O documentário etnográfico: da memória ao produto turístico
1. Introdução
Esta breve comunicação pretende traduzir uma reflexão sobre o papel que o
documentário etnográfico pode assumir na construção de produtos turísticos.
O estudo constituiu-se de um Projecto de Investigação mais amplo, que culmina
na produção de um documentário (relativo às festividades de São João d´Arga –
Alto Minho). Ainda que a ideia de base de constituição deste documentário
reflicta sobretudo a preocupação de explorar o uso de técnicas e procedimentos
oriundos da pesquisa etnográfica com base no uso dos recursos audiovisuais,
parece-nos possível, a partir dele, demonstrar as potencialidades deste tipo de
recursos na produção de destinos turísticos que podem mesmo vir a converter-se
em destinos de excelência.
A ideia da produção de um documentário ao serviço da promoção turística não é,
aliás, de todo nova. Penafria (2009), a respeito faz referência aos
documentários: A festa de 1975, sobre a Praia da Vieira e Leiria produzido
na década de 60 a pedido da Comissão Municipal de Turismo. Este último,
constitui um documentário que nos introduz numa incursão por Leiria, percorrida
durante um dia e uma noite transmitindo-nos sobretudo o ponto de vista do
visitante.
Neste contexto, o objectivo a que agora nos propomos é analisar o papel que o
documentário etnográfico pode assumir na construção de produtos turísticos
bem como na respectiva afirmação e valorização. Por outras palavras, o que se
pretende é estimular a percepção do documentário não apenas como instrumento de
lazer e entretenimento mas também como agente capaz de projectar
intencionalmente uma imagem assumindo por isso um papel significativo na
construção de produtos turísticos.
Como refere Peréz (2009), da eficácia simbólica das imagens e da sua mediação,
dependem as adesões dos turistas aos locais de destino turístico.

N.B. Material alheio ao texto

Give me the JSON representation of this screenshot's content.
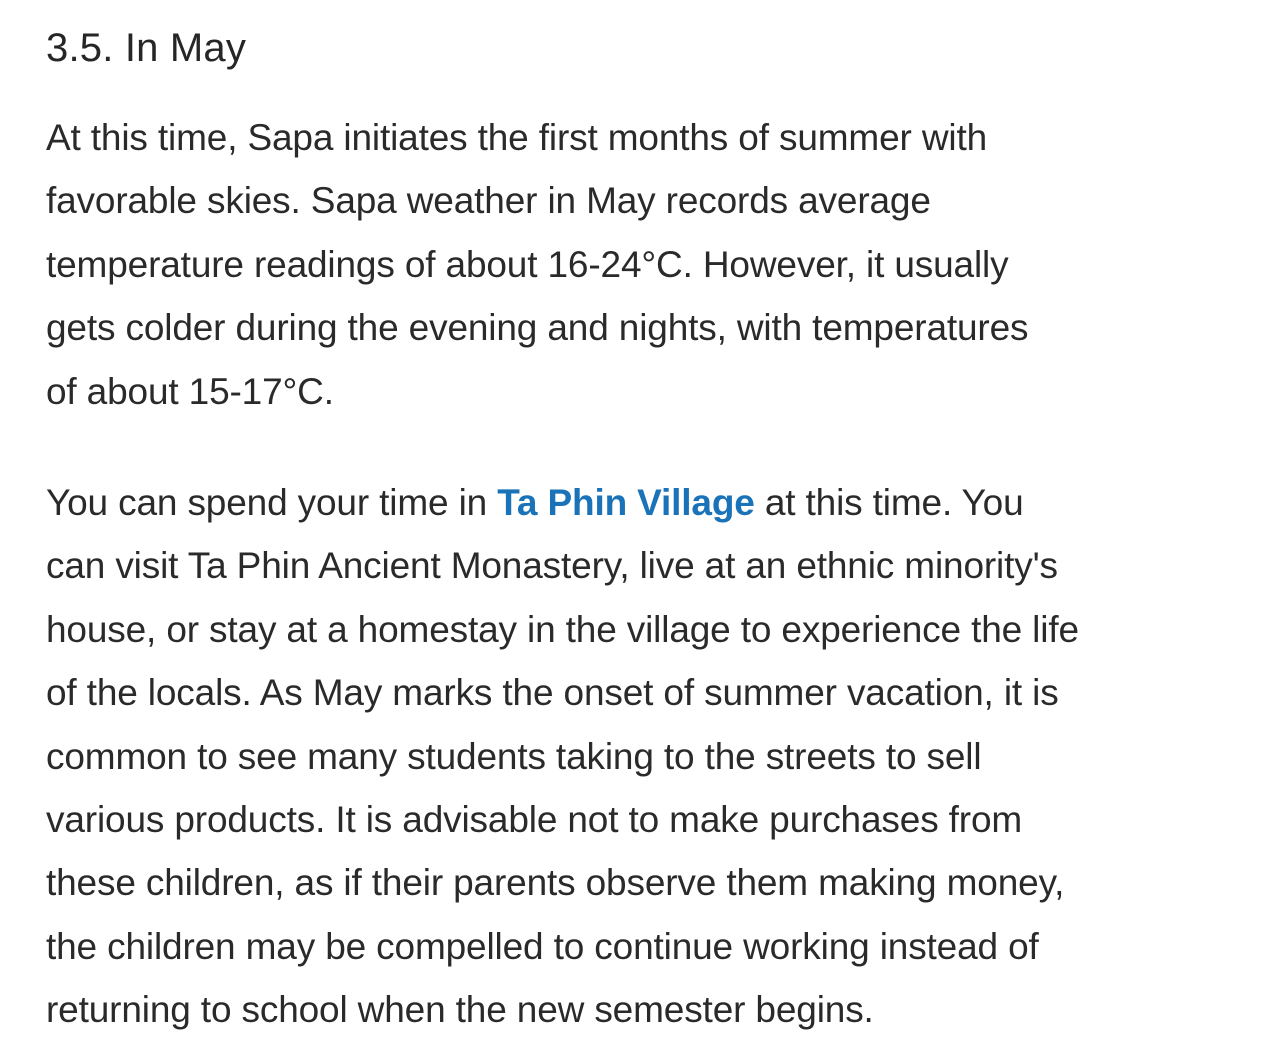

Aliás, a relação entre imagem e Turismo vem, desde há muito, suscitando a
atenção de pesquisadores tanto da área da Comunicação como do Turismo. Tal como
destaca o antropólogo francês Marc Augé, o Turismo é uma procura de imagens,
um caleidoscópio ilusório (Augé, 1998: 14) que adquire sentido quando se
mostram as fotografias e vídeos que verificam a estadia em determinado destino
turístico1. O mesmo autor afirma ainda, que o Turismo é um sistema dinâmico de
produção, distribuição e consumo de imagens, imaginários e sonhos.
A partir desta perspectiva, podemos dizer que o Turismo procura persuadir
potenciais turistas de que devem desejar e consumir um destino turístico
específico e não outro (Quinn, 1994: 66 citado por Peréz, 2009).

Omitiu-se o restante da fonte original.